I don't have a subscription to Sports Illustrated anymore, but I used to read it religiously.  When each issue came in the mail, I used to immediately flip to the inside back cover and blow through the latest Rick Reilly column.  Reilly was my favorite sports writer in the business, and his ability to mix legitimate sports journalism with humor and a colloquial tone was something I admired and looked forward to.  When Reilly left SI and eventually made his way over to ESPN, I stopped renewing my Sports Illustrated subscription and began to read ESPN The Magazine instead.  I recently renewed my subscription to The Mag for another year, but this time it wasn't because of Rick Reilly.  Actually, it was in spite of him.

Somehow, Reilly went from bring one of my favorite sports writers to arguably my least favorite "journalist" in a matter of a few short years.  After ditching SI and starting to cash in what I assume are massive paychecks from ESPN, Reilly's writing has become increasingly lazy and decreasingly insightful.  Instead of digging deep into the sports world for the unique and original material that used to distinguish him from other sports media personalities, Reilly now seems to tackle whatever subject requires the least amount of research time and allows for the largest number of cheap jokes and uninspired random analogies.  Instead of a quality piece of writing, every recent Reilly article reads like a bad Family Guy script.

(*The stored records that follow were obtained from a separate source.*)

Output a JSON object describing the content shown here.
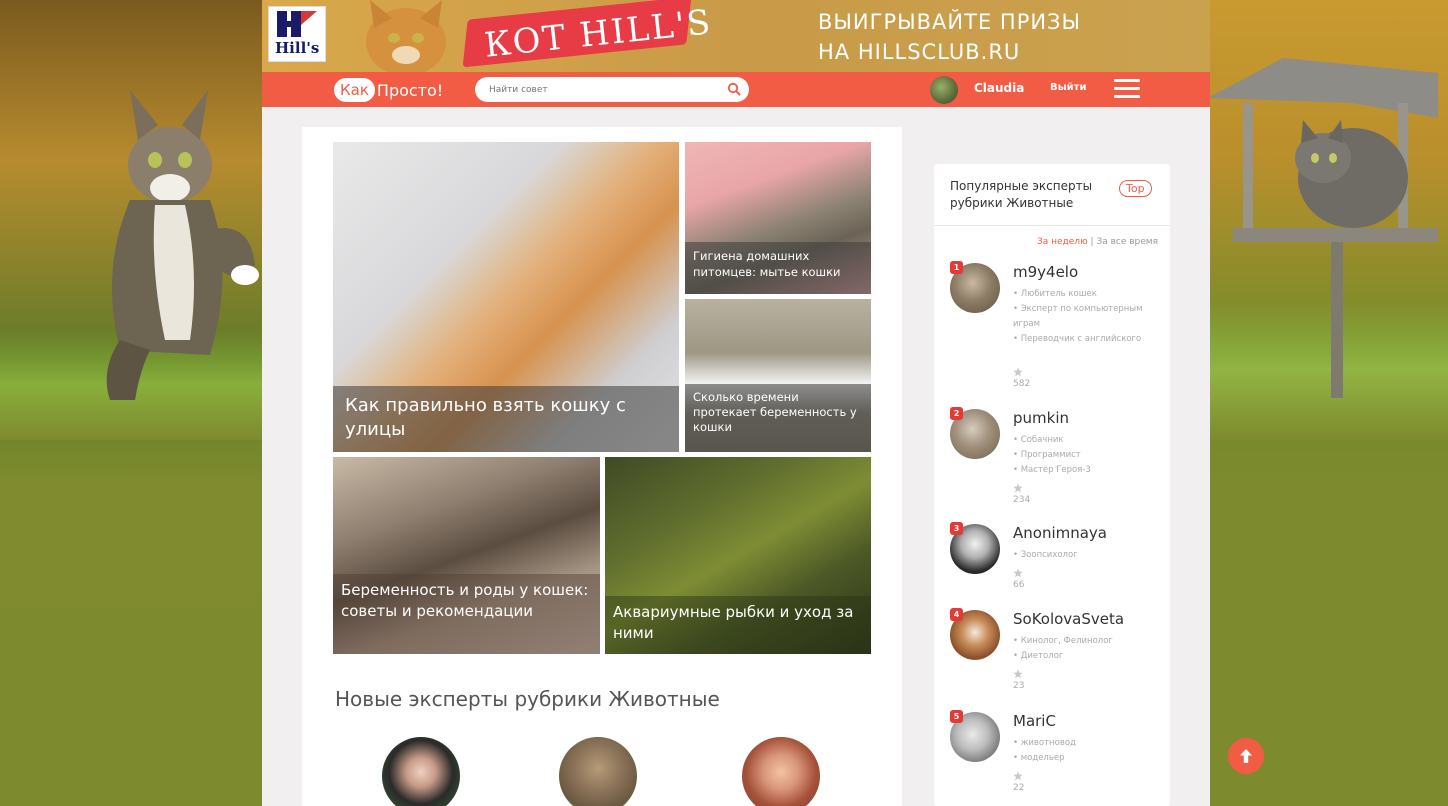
{
  "banner": {
    "brand": "Hill's",
    "ribbon_text": "КОТ HILL'S",
    "promo_line1": "ВЫИГРЫВАЙТЕ ПРИЗЫ",
    "promo_line2": "НА HILLSCLUB.RU"
  },
  "header": {
    "logo_part1": "Как",
    "logo_part2": "Просто!",
    "search_placeholder": "Найти совет",
    "user_name": "Claudia",
    "logout_label": "Выйти",
    "accent_color": "#f25c45"
  },
  "tiles": [
    {
      "caption": "Как правильно взять кошку с улицы"
    },
    {
      "caption": "Гигиена домашних питомцев: мытье кошки"
    },
    {
      "caption": "Сколько времени протекает беременность у кошки"
    },
    {
      "caption": "Беременность и роды у кошек: советы и рекомендации"
    },
    {
      "caption": "Аквариумные рыбки и уход за ними"
    }
  ],
  "new_experts": {
    "title": "Новые эксперты рубрики Животные"
  },
  "sidebar": {
    "title": "Популярные эксперты рубрики Животные",
    "top_badge": "Top",
    "filter_week": "За неделю",
    "filter_separator": "|",
    "filter_all": "За все время",
    "experts": [
      {
        "rank": "1",
        "name": "m9y4elo",
        "tags": [
          "• Любитель кошек",
          "• Эксперт по компьютерным играм",
          "• Переводчик с английского"
        ],
        "score": "582"
      },
      {
        "rank": "2",
        "name": "pumkin",
        "tags": [
          "• Собачник",
          "• Программист",
          "• Мастер Героя-3"
        ],
        "score": "234"
      },
      {
        "rank": "3",
        "name": "Anonimnaya",
        "tags": [
          "• Зоопсихолог"
        ],
        "score": "66"
      },
      {
        "rank": "4",
        "name": "SoKolovaSveta",
        "tags": [
          "• Кинолог, Фелинолог",
          "• Диетолог"
        ],
        "score": "23"
      },
      {
        "rank": "5",
        "name": "MariC",
        "tags": [
          "• животновод",
          "• модельер"
        ],
        "score": "22"
      }
    ]
  }
}
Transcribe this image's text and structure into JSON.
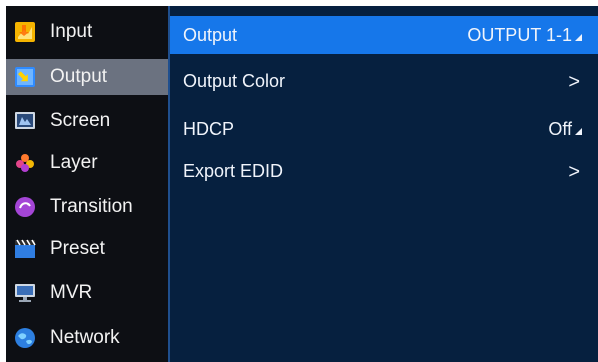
{
  "sidebar": {
    "items": [
      {
        "label": "Input",
        "icon": "input-icon"
      },
      {
        "label": "Output",
        "icon": "output-icon",
        "selected": true
      },
      {
        "label": "Screen",
        "icon": "screen-icon"
      },
      {
        "label": "Layer",
        "icon": "layer-icon"
      },
      {
        "label": "Transition",
        "icon": "transition-icon"
      },
      {
        "label": "Preset",
        "icon": "preset-icon"
      },
      {
        "label": "MVR",
        "icon": "mvr-icon"
      },
      {
        "label": "Network",
        "icon": "network-icon"
      }
    ]
  },
  "main": {
    "header": {
      "label": "Output",
      "value": "OUTPUT 1-1"
    },
    "rows": [
      {
        "label": "Output Color",
        "value": ">"
      },
      {
        "label": "HDCP",
        "value": "Off"
      },
      {
        "label": "Export EDID",
        "value": ">"
      }
    ]
  },
  "colors": {
    "accent": "#1677ea",
    "panel": "#06203f",
    "sidebar": "#0d0f14",
    "selected": "#6b7280"
  }
}
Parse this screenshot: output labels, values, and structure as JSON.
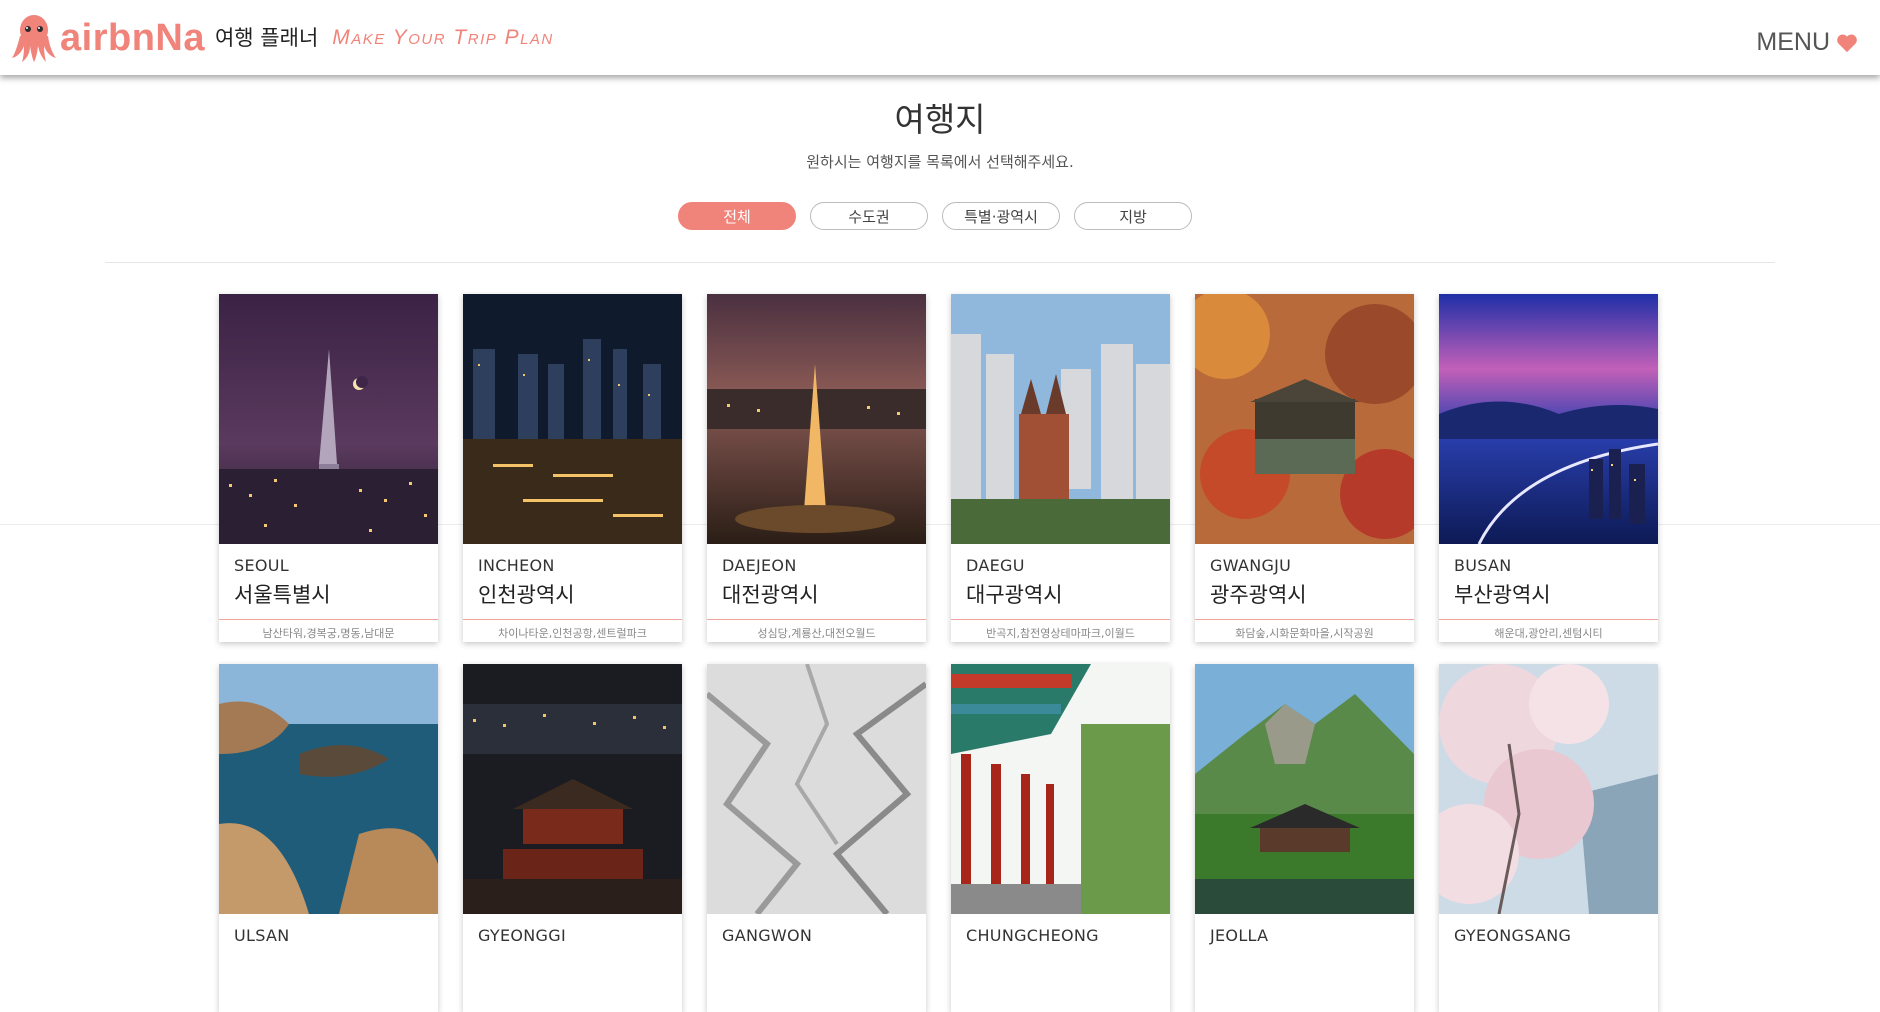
{
  "header": {
    "logo_text": "airbnNa",
    "planner_label": "여행 플래너",
    "tagline": "Make Your Trip Plan",
    "menu_label": "MENU",
    "accent_color": "#f0837a",
    "menu_icon": "heart-icon",
    "logo_icon": "octopus-icon"
  },
  "main": {
    "title": "여행지",
    "subtitle": "원하시는 여행지를 목록에서 선택해주세요.",
    "filters": [
      {
        "label": "전체",
        "active": true
      },
      {
        "label": "수도권",
        "active": false
      },
      {
        "label": "특별·광역시",
        "active": false
      },
      {
        "label": "지방",
        "active": false
      }
    ]
  },
  "cards": [
    {
      "en": "SEOUL",
      "ko": "서울특별시",
      "tags": "남산타워,경복궁,명동,남대문"
    },
    {
      "en": "INCHEON",
      "ko": "인천광역시",
      "tags": "차이나타운,인천공항,센트럴파크"
    },
    {
      "en": "DAEJEON",
      "ko": "대전광역시",
      "tags": "성심당,계룡산,대전오월드"
    },
    {
      "en": "DAEGU",
      "ko": "대구광역시",
      "tags": "반곡지,참전영상테마파크,이월드"
    },
    {
      "en": "GWANGJU",
      "ko": "광주광역시",
      "tags": "화담숲,시화문화마을,시작공원"
    },
    {
      "en": "BUSAN",
      "ko": "부산광역시",
      "tags": "해운대,광안리,센텀시티"
    },
    {
      "en": "ULSAN",
      "ko": "",
      "tags": ""
    },
    {
      "en": "GYEONGGI",
      "ko": "",
      "tags": ""
    },
    {
      "en": "GANGWON",
      "ko": "",
      "tags": ""
    },
    {
      "en": "CHUNGCHEONG",
      "ko": "",
      "tags": ""
    },
    {
      "en": "JEOLLA",
      "ko": "",
      "tags": ""
    },
    {
      "en": "GYEONGSANG",
      "ko": "",
      "tags": ""
    }
  ]
}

Rick Reilly's columns used to get well-deserved billing on the cover of Sports Illustrated.

Take last week's "column" (if you can call it that) on regulars at the gym, entitled "Where everybody knows your name" and posted on ESPN.com on Friday, August 24th.  Devoid of any real content, the column buckets gym-goers into twelve different stereotyped charicatures, none of which are particularly funny, original or, frankly, even that accurate.  In typical modern Reilly fashion, his last line refers back to himself - a cheap, self-deprecating joke that does nothing for the reader other than remind him that, yes, Rick Reilly still exists and he's getting paid a lof of money to do very little.  I don't even know why I keep reading what Reilly writes anymore, given that I haven't enjoyed one of his columns in longer than I can remember.  I guess I keep hoping that, one day, the old Reilly will miraculously return to form, even though I know it's never going to happen.

I'll confess that, months ago, I was caught in the middle of a serious case of blogger's block and thought about writing a similar post about the types of people you see at the gym.  But after I thought about it for about 45 seconds, I realized that the content wouldn't be strong enough for Caught Looking - it wasn't really related to sports, it wouldn't be that funny and it would come off as nothing more than a cheap excuse to get something posted.  So if I decided that a similar post wasn't good enough for my blog, how could ESPN let Reilly post this column on its website?  Have his prior accolades and track record gotten him to the point where he can throw any garbage onto a page and his readers and editors alike will accept it?

After posting on Caught Looking every three or four days for the past two-plus years, I recognize that it's difficult to generate compelling content on a regular basis.  I also recognize the irony in me dedicating an entire post to blasting an extremely accomplished guy for obviously struggling with the same issues that I deal with while trying to maintain this blog.  But given how much I used to enjoy Rick Reilly's writing and how much I now dislike it, I felt like I had to capture my disappointment with his evolution the way the old Reilly himself might have done it - in writing.  Perhaps my expectations were just way to high, but I was hoping for much better when Reilly made the jump from SI to ESPN - and I'm sure I'm not the only one.